APL and J are what we now call "array based languages", such as R and BQN. Operations are performed on n-dimensional arrays, treating the latter as atomic, whereas in conventional computer languages, one has to write busy looping code to hit all the cells in the matrix, one by one. 

The Python community got busy a while back adding array-based packages, such as numpy (Travis Oliphant, 2005) and pandas (Wes McKinney, 2008), which allowed it to stay competitive in the APL-friendly array-based arena. 

Python might seem less pithy than say APL or BQN, as it sticks with the ascii-qwerty keyboard and prefers a more English wordy syntax, even though Guido himself (Python’s inventor) is a Dutchman. 

My students come through Python to the tabular data structure of rows and columns we're so used to from ancient times. Ledgers of rows and columns are in no way a new invention. Computer code becomes a way of automating the job of ledger keepers tasked with keeping those ledgers accurate and up to date, once their composer-designer has orchestrated the perfect system (I’m being idealistic again)..

Equipped with these tools, a data scientists learns to lay pipe (metaphoric pipe) from where the sluices open, allowing raw data to flow in, through successive shaping, cleaning, cutting and patching operations that transform said data into something pristine, polished and suitable for the gods. 

The gods, in this case, are the model makers of Machine Learning, where the models are like golden egg, crystal ball, magic flutes that predict (with some likelihood) the future. Data science is about inferring and predicting, and also about sensing and measuring. How small a data sample might I get away with, and still reliably track the action? That question becomes a topic for deep analysis.

Where data science meets machine learning is where Artificial Intelligence gets much of its nutrition, in terms of achieving practical results, such as when performing text to voice, voice to text, text to graphics, text to video, and extruding synthetic suggestive strands from the LLMs. 
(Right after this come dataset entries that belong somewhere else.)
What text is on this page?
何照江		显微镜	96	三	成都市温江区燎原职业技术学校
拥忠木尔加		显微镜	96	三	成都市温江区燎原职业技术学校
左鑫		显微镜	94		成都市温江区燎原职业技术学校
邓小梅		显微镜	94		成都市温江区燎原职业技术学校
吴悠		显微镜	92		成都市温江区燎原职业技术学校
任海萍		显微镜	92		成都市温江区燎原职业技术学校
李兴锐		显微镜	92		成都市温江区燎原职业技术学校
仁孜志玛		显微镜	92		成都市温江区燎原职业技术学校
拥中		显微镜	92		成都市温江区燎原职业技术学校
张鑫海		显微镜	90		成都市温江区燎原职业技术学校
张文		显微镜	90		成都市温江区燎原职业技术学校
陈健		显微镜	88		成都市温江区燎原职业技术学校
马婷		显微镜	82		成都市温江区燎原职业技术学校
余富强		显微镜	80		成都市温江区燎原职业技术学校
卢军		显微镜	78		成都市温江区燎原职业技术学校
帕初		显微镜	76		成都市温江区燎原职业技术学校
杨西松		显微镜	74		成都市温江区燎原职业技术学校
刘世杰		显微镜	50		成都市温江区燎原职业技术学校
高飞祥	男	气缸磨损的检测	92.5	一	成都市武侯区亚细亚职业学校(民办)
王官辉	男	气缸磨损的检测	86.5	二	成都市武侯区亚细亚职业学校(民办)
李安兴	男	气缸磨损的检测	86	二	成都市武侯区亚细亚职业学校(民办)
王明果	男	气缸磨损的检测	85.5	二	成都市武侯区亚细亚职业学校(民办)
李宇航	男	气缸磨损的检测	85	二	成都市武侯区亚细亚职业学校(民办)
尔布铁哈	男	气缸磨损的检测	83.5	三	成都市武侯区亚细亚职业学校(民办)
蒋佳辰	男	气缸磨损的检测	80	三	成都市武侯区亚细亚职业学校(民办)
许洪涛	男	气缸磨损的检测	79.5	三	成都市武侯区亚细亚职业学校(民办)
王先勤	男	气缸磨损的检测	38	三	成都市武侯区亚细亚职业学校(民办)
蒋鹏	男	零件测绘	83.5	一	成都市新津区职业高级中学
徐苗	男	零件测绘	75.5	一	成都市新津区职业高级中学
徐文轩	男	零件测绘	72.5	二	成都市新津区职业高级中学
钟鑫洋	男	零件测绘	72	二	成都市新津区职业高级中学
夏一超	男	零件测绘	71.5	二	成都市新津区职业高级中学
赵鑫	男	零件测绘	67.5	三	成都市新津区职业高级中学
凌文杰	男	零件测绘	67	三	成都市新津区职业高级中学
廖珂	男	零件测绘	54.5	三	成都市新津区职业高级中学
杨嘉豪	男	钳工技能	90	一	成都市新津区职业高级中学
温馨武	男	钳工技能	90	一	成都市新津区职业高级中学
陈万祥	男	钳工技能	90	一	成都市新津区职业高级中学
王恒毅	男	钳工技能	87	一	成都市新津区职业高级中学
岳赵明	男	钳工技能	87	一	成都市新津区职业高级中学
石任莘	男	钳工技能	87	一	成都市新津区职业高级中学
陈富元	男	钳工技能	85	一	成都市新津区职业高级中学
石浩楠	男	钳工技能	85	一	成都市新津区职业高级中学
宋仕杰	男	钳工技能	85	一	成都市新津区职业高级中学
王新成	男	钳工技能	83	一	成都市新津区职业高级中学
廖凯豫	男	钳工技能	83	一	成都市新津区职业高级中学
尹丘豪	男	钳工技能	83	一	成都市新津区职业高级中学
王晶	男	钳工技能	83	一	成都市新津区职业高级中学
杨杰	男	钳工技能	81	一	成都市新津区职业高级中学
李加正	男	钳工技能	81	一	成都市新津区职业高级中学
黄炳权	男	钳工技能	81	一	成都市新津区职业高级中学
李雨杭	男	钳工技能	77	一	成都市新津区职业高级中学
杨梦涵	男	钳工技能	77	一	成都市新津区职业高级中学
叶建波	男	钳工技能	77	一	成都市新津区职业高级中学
Those famous deep learning neural network algorithms fit in here. Welcome to Hilbert Space.  

Data science is as much about data visualization (showing what’s so)  as about stochastic extrapolation (predicting what’s next). Data science is about providing dashboards, often updated in real time, meaning a set or combination of instruments sufficient to monitor and perhaps influence or control a situation (I’m bundling the car steering wheel and pedals in with the dashboard instruments).


Data science is largely about anticipating the future based on the intelligent leveraging of what's known about the past.

In my Heuristics for Teachers regarding my Silicon Forest Digital Math, the data science stuff mostly fits into my Casino Math, one of four realms. 

Casino Math about risk, taking a gamble, rolling the dice, and developing winning strategies, designing games and simulations, imparting best practices and training chief risk officers. 

The Silicon Forest is in the North American Pacific Northwest where casinos play an important role in the economy. Next to Casino Math we have Supermarket Math, Martian Math and Neolithic Math.

What's true about learning basic programming is one cannot help but butt up against well-worn math topics such as: sets, set operations, number sequences (rule based), random numbers, primes, fibonacci numbers, cryptography, the web, history of the internet, and so on. 

A data scientist is someone becoming fluent with a lot of lore, especially as the discipline becomes increasingly about representing data sets geospatially and considering Planet Earth the relevant display object. 

Landlubber math gets augmented with lat/long and spherical trig. The data scientist is likewise a geographer, taking advantage of what GIS/GPS has to offer.